Question

From the point (15, 12), three normals are drawn to the parabola ${{\text{y}}^2} = 4{\text{x}}$, then centroid of triangle formed by three co-normal points is
$
  {\text{A}}{\text{. }}\left( {\dfrac{{16}}{3},0} \right) \\
  {\text{B}}{\text{. }}\left( {4,0} \right) \\
  {\text{C}}{\text{. }}\left( {\dfrac{{26}}{3},0} \right) \\
  {\text{D}}{\text{. }}\left( {6,0} \right) \\
$

Answer 1

Hint: To find the point of centroid of the triangle formed by the three co-normal points, we first write the equation of a normal to the given parabola using the general equation of a normal to a parabola. Using the general form of a point of the normal we deduce the three co-normal points and compute the centroid using its formula.

Complete step by step solution:
Given Data,
Point (15, 12)
Equation of parabola ${{\text{y}}^2} = 4{\text{x}}$

We know the general equation of a normal from a point to a parabola given by the equation, ${{\text{y}}^2} = 4{\text{ax}}$ is given by, ${\text{y = - xt + 2at + a}}{{\text{t}}^3}$ and the general form of the point from which the normal comes is of the form ${\text{P}}\left( {{{\text{t}}^2},2{\text{t}}} \right)$.

Given the equation of the parabola is ${{\text{y}}^2} = 4{\text{x}}$
By comparing it with the general equation of the parabola we get, a = 1.

Therefore the equation of the normal to the parabola, ${{\text{y}}^2} = 4{\text{x}}$ is given by
${\text{y = - xt + 2at + a}}{{\text{t}}^3} \Rightarrow {\text{y = - xt + 2t + }}{{\text{t}}^3}$
This equation passes through the point (15, 12), hence this point should satisfy this equation.
$ \Rightarrow 12{\text{ = - 15t + 2t + }}{{\text{t}}^3}$
$ \Rightarrow {{\text{t}}^3} - 13{\text{t - 12 = 0}}$
$ \Rightarrow \left( {{\text{t + 1}}} \right)\left( {{{\text{t}}^2} - {\text{t - 12}}} \right){\text{ = 0}}$
$ \Rightarrow {\text{t = - 1, - 3, 4}}$

Therefore the co-normal points can be determined using the general form of point, ${\text{P}}\left( {{{\text{t}}^2},2{\text{t}}} \right)$
We get the co-normal points as (1, -2), (9, -6), (16, 8)
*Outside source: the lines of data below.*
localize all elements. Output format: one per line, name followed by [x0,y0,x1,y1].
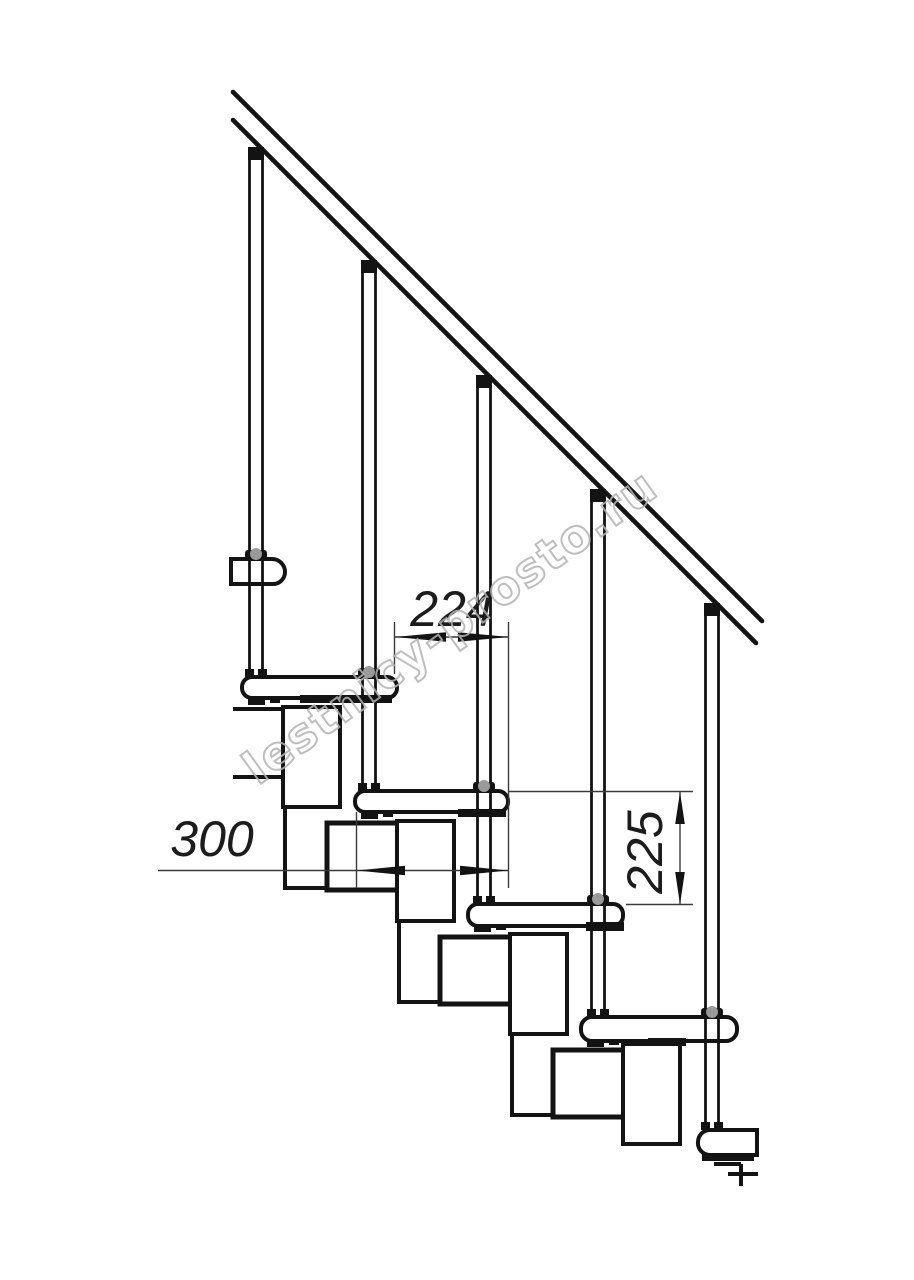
baluster-foot [371,783,380,791]
baluster-foot [245,669,254,677]
handrail-upper-line [233,92,762,621]
module-link-1 [285,807,327,888]
tread-2 [355,791,508,812]
cutoff-step-lines [714,1164,758,1186]
arrowhead-right [460,866,509,876]
dim-label-300: 300 [170,811,254,867]
baluster-foot [358,783,367,791]
module-box-b2 [440,937,517,1004]
arrowhead-up [675,792,685,824]
baluster-1 [245,147,267,677]
baluster-foot [701,1122,710,1130]
staircase-drawing: 224 300 225 lestnicy-prosto.ru [0,0,914,1280]
baluster-foot [714,1122,723,1130]
module-box-b3 [553,1050,630,1117]
collar-ball [706,1006,718,1018]
tread-4 [581,1017,737,1041]
baluster-foot [486,896,495,904]
dimension-riser-225: 225 [509,792,693,905]
module-box-a4 [623,1044,680,1144]
baluster-5 [701,603,723,1130]
watermark: lestnicy-prosto.ru [233,458,668,795]
collar-ball [250,548,262,560]
module-box-b1 [327,823,404,890]
collar-ball [478,780,490,792]
collar-ball [592,893,604,905]
stringer-modules [233,707,758,1186]
module-box-a3 [510,934,567,1034]
dim-label-225: 225 [617,810,673,895]
baluster-foot [600,1009,609,1017]
tread-5 [698,1130,757,1155]
baluster-foot [473,896,482,904]
module-link-3 [512,1034,553,1115]
arrowhead-down [675,872,685,905]
module-link-2 [399,921,440,1002]
drawing-page: 224 300 225 lestnicy-prosto.ru [0,0,914,1280]
tread-0 [231,559,285,584]
baluster-foot [258,669,267,677]
baluster-foot [587,1009,596,1017]
baluster-4 [587,489,609,1017]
Now we know the formula of a centroid given three points (a, d), (b, e) and (c, f) is $\left( {\dfrac{{{\text{a + b + c}}}}{3},\dfrac{{{\text{d + e + f}}}}{3}} \right)$
Therefore the centroid of the three co-normal points (1, -2), (9, -6), (16, 8) is $\left( {\dfrac{{{\text{1 + 9 + 16}}}}{3},\dfrac{{{\text{ - 2 - 6 + 8}}}}{3}} \right)$
$ \Rightarrow \left( {\dfrac{{26}}{3},0} \right)$

Therefore the centroid of triangle formed by three co-normal points is$\left( {\dfrac{{26}}{3},0} \right)$
Option C is the correct answer.

Note: In order to solve this type of problems the key is to know the concept of a parabola and a normal draw to it from a point and the respective general equations of the parabola, the normal drawn to it and the point it comes from. We use all of these general forms to compute the three co-normal points formed.
Also we use the formula of a centroid of a triangle, so a good knowledge of triangle properties and their respective formulae is to be known.